Tre fratelli agricoltori fanno esplodere un casolare a Castel D’Azzano, morti tre carabinieri

14.10.2025 11:35
Tre fratelli agricoltori fanno esplodere un casolare a Castel D'Azzano, morti tre carabinieri

Esplosione mortale a Castel d’Azzano: tre carabinieri deceduti

Un’esplosione ha devastato un casolare a Castel d’Azzano, in provincia di Verona, nella notte tra il 13 e il 14 ottobre, uccidendo tre carabinieri e ferendo altri 19 tra forze dell’ordine e vigili del fuoco che intervenivano per un’operazione di sgombero contro una famiglia di agricoltori in difficoltà economica. L’esplosione è stata causata da tre fratelli, titolari dell’azienda agricola e noti per le loro reiterate minacce, che avrebbero fatto saltare in aria il loro casolare saturato di gas, riporta Attuale.

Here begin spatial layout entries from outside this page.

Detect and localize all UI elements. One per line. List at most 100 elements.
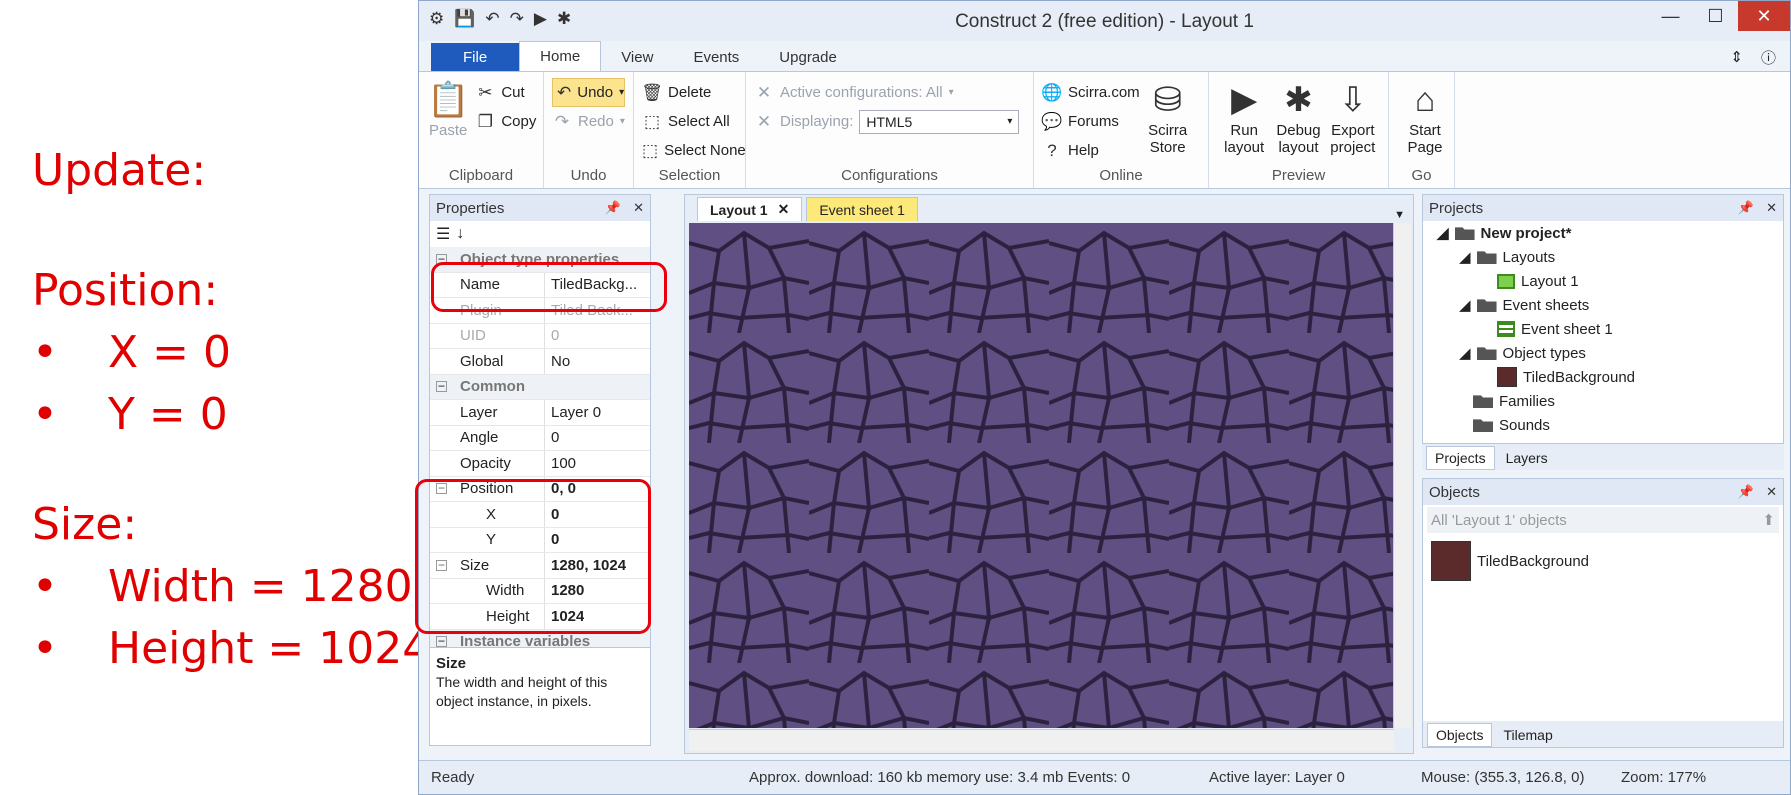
- bullet: •: [32, 623, 58, 674]
- tools-icon: ✕: [756, 82, 772, 102]
- close-icon[interactable]: ✕: [778, 201, 790, 218]
- status-mouse: Mouse: (355.3, 126.8, 0): [1421, 769, 1585, 786]
- tree-sounds[interactable]: Sounds: [1423, 413, 1783, 437]
- group-preview: ▶ Run layout ✱ Debug layout ⇩ Export project P…: [1209, 72, 1389, 188]
- panel-title: Properties: [436, 199, 505, 217]
- status-ready: Ready: [431, 769, 475, 786]
- tab-objects[interactable]: Objects: [1427, 723, 1493, 747]
- folder-icon: [1476, 347, 1497, 360]
- tab-tilemap[interactable]: Tilemap: [1494, 723, 1561, 747]
- forums-link[interactable]: 💬 Forums: [1041, 107, 1140, 136]
- scirra-link[interactable]: 🌐 Scirra.com: [1041, 78, 1139, 107]
- tree-tiledbackground[interactable]: TiledBackground: [1423, 365, 1783, 389]
- prop-opacity[interactable]: Opacity 100: [430, 451, 650, 477]
- cut-button[interactable]: ✂ Cut: [475, 78, 536, 107]
- folder-icon: [1476, 299, 1497, 312]
- prop-global[interactable]: Global No: [430, 349, 650, 375]
- tab-projects[interactable]: Projects: [1426, 446, 1495, 470]
- paste-button[interactable]: 📋 Paste: [427, 78, 469, 139]
- tree-root[interactable]: ◢ New project*: [1423, 221, 1783, 245]
- help-link[interactable]: ? Help: [1042, 136, 1140, 165]
- up-arrow-icon[interactable]: ⬆: [1762, 511, 1775, 529]
- tree-object-types[interactable]: ◢ Object types: [1423, 341, 1783, 365]
- categorized-icon[interactable]: ☰: [436, 224, 450, 244]
- tab-layout-1[interactable]: Layout 1 ✕: [697, 197, 803, 221]
- close-icon[interactable]: ✕: [1738, 1, 1790, 31]
- close-icon[interactable]: ✕: [633, 200, 644, 216]
- copy-icon: ❐: [477, 111, 493, 131]
- run-layout-button[interactable]: ▶ Run layout: [1217, 78, 1271, 156]
- object-item[interactable]: TiledBackground: [1423, 535, 1783, 587]
- undo-button[interactable]: ↶ Undo ▾: [552, 78, 625, 107]
- globe-icon: 🌐: [1041, 82, 1063, 102]
- status-active-layer: Active layer: Layer 0: [1209, 769, 1345, 786]
- folder-icon: [1476, 251, 1497, 264]
- pin-icon[interactable]: 📌: [1738, 200, 1754, 216]
- properties-toolbar: ☰ ↓: [430, 221, 650, 247]
- description-text: The width and height of this object inst…: [436, 674, 608, 709]
- right-panels: Projects 📌 ✕ ◢ New project* ◢ Layouts Layout…: [1422, 194, 1784, 748]
- property-description: Size The width and height of this object…: [430, 647, 650, 745]
- prop-angle[interactable]: Angle 0: [430, 425, 650, 451]
- panel-title: Objects: [1429, 483, 1480, 501]
- active-configurations-dropdown[interactable]: ✕ Active configurations: All ▾: [754, 78, 1025, 107]
- pin-icon[interactable]: 📌: [1738, 484, 1754, 500]
- bullet: •: [32, 561, 58, 612]
- horizontal-scrollbar[interactable]: [689, 729, 1394, 751]
- tree-layout-1[interactable]: Layout 1: [1423, 269, 1783, 293]
- tab-events[interactable]: Events: [673, 43, 759, 71]
- displaying-select[interactable]: HTML5 ▾: [859, 109, 1020, 134]
- vertical-scrollbar[interactable]: [1393, 223, 1411, 728]
- tab-home[interactable]: Home: [519, 41, 602, 71]
- tab-view[interactable]: View: [601, 43, 673, 71]
- play-icon: ▶: [1231, 81, 1258, 119]
- tab-file[interactable]: File: [431, 43, 520, 71]
- tree-event-sheets[interactable]: ◢ Event sheets: [1423, 293, 1783, 317]
- objects-filter[interactable]: All 'Layout 1' objects ⬆: [1427, 507, 1779, 533]
- annotation-panel: Update: Position: • X = 0 • Y = 0 Size: • W…: [32, 140, 432, 680]
- tab-event-sheet-1[interactable]: Event sheet 1: [806, 197, 918, 221]
- editor-tabs: Layout 1 ✕ Event sheet 1 ▼: [685, 195, 1413, 221]
- layout-canvas[interactable]: [689, 223, 1394, 728]
- status-bar: Ready Approx. download: 160 kb memory us…: [419, 760, 1790, 794]
- pin-icon[interactable]: 📌: [605, 200, 621, 216]
- tab-upgrade[interactable]: Upgrade: [759, 43, 857, 71]
- window-title: Construct 2 (free edition) - Layout 1: [955, 11, 1254, 32]
- projects-tabs: Projects Layers: [1422, 444, 1784, 470]
- collapse-ribbon-icon[interactable]: ⇕: [1730, 48, 1743, 66]
- scirra-store-button[interactable]: ⛁ Scirra Store: [1140, 78, 1196, 165]
- status-zoom: Zoom: 177%: [1621, 769, 1707, 786]
- annotation-x: X = 0: [108, 327, 231, 378]
- delete-button[interactable]: 🗑 Delete: [641, 78, 737, 107]
- tabs-dropdown-icon[interactable]: ▼: [1394, 209, 1405, 221]
- export-project-button[interactable]: ⇩ Export project: [1326, 78, 1380, 156]
- maximize-icon[interactable]: ☐: [1693, 1, 1738, 31]
- group-label: Undo: [570, 167, 607, 184]
- info-icon[interactable]: ⓘ: [1761, 47, 1776, 68]
- debug-layout-button[interactable]: ✱ Debug layout: [1271, 78, 1325, 156]
- select-all-icon: ⬚: [643, 111, 661, 131]
- copy-button[interactable]: ❐ Copy: [475, 107, 537, 136]
- tab-layers[interactable]: Layers: [1497, 446, 1557, 470]
- tree-event-sheet-1[interactable]: Event sheet 1: [1423, 317, 1783, 341]
- minimize-icon[interactable]: —: [1648, 1, 1693, 31]
- redo-button[interactable]: ↷ Redo ▾: [552, 107, 625, 136]
- select-all-button[interactable]: ⬚ Select All: [642, 107, 737, 136]
- bullet: •: [32, 327, 58, 378]
- tree-families[interactable]: Families: [1423, 389, 1783, 413]
- close-icon[interactable]: ✕: [1766, 200, 1777, 216]
- objects-header: Objects 📌 ✕: [1423, 479, 1783, 505]
- start-page-button[interactable]: ⌂ Start Page: [1397, 78, 1453, 156]
- tiledbackground-icon: [1497, 367, 1517, 387]
- displaying-row: ✕ Displaying: HTML5 ▾: [754, 107, 1025, 136]
- highlight-position-size: [415, 479, 651, 634]
- category-common[interactable]: − Common: [430, 374, 650, 400]
- select-none-button[interactable]: ⬚ Select None: [642, 136, 746, 165]
- tree-layouts[interactable]: ◢ Layouts: [1423, 245, 1783, 269]
- ribbon: 📋 Paste ✂ Cut ❐ Copy Clipboard ↶ Undo ▾ ↷ Redo…: [419, 71, 1790, 189]
- group-label: Clipboard: [448, 167, 514, 184]
- group-configurations: ✕ Active configurations: All ▾ ✕ Displaying…: [746, 72, 1034, 188]
- close-icon[interactable]: ✕: [1766, 484, 1777, 500]
- prop-layer[interactable]: Layer Layer 0: [430, 400, 650, 426]
- sort-az-icon[interactable]: ↓: [456, 225, 464, 243]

Le vittime dell’incidente sono il Luogotenente Carica Speciale Marco Piffari, 56 anni, il carabiniere Scelto Davide Bernardello, 36 anni, e il Brigadiere Capo Qualifica Speciale Valerio Daprà, 56 anni. L’esplosione ha completamente distrutto l’edificio, riducendolo in macerie. I primi accertamenti indicano che i carabinieri erano stati chiamati dopo che erano state sollevate preoccupazioni sulla sicurezza dell’area, in particolare riguardo a possibili esplosivi.

I tre fratelli, Franco, Dino e Marina Luisa Ramponi, avevano precedentemente minacciato di far esplodere la struttura. Recentemente, le autorità avevano già registrato l’azione di rimozione dei loro beni. Secondo il procuratore Raffaele Tito, l’operazione era finalizzata a verificare la presenza di bottiglie molotov, qualche giorno prima erano state avvistate sul tetto del casolare.

I dettagli dell’incidente

La notte dell’incidente, i tre fratelli avrebbero ripetuto le loro minacce all’arrivo dei carabinieri prima di innescare l’esplosione. La potenza della deflagrazione ha dimostrato la presenza di numerose bombole di gas all’interno dell’abitazione. Dino e Marina Luisa sono stati arrestati immediatamente; il terzo fratello, Franco, è stato trovato dopo una breve fuga nei campi circostanti.

I parenti e i conoscenti hanno descritto i Ramponi come persone che vivevano in modo isolato, lavoravano di notte e spesso erano visti accudire le mucche. La loro situazione vissuta in un contesto di grave indebitamento e segnalazioni di problematiche familiari risale al 2014, culminata in questo tragico epilogo.

Reazioni e conseguenze

I rappresentanti delle istituzioni hanno espresso il loro cordoglio per la tragedia. Il Presidente della Repubblica, Sergio Mattarella, ha dichiarato di sentirsi “sconcertato e addolorato” per la perdita dei tre carabinieri, sottolineando il loro sacrificio nel servire lo Stato. La premier Giorgia Meloni ha aggiunto che questa tragedia richiama all’impegno e al sacrificio degli ufficiali delle forze dell’ordine.

Nel frattempo, le indagini continuano per accertare le responsabilità di quanto accaduto e per valutare ulteriori misure di sicurezza nella gestione delle situazioni critiche legate all’abitazione dei Ramponi. In particolare, saranno esaminate le minacce precedenti fatte dalle stesse persone e il contesto legato alla loro lunga battaglia contro lo sfratto, che ha messo in luce una complessa rete di debiti e sfratti legali.

Chi erano i carabinieri deceduti

Marco Piffari, 56 anni, era un ufficiale con una carriera di lungo corso, arruolato nei Carabinieri dal 1987. Davide Bernardello, 36 anni, aveva iniziato il suo servizio nel 2014, mentre Valerio Daprà, anche lui 56 anni, si era unito alle forze. Vengono ricordati non solo per il loro coraggio, ma anche per la loro dedizione al dovere in servizio verso la comunità.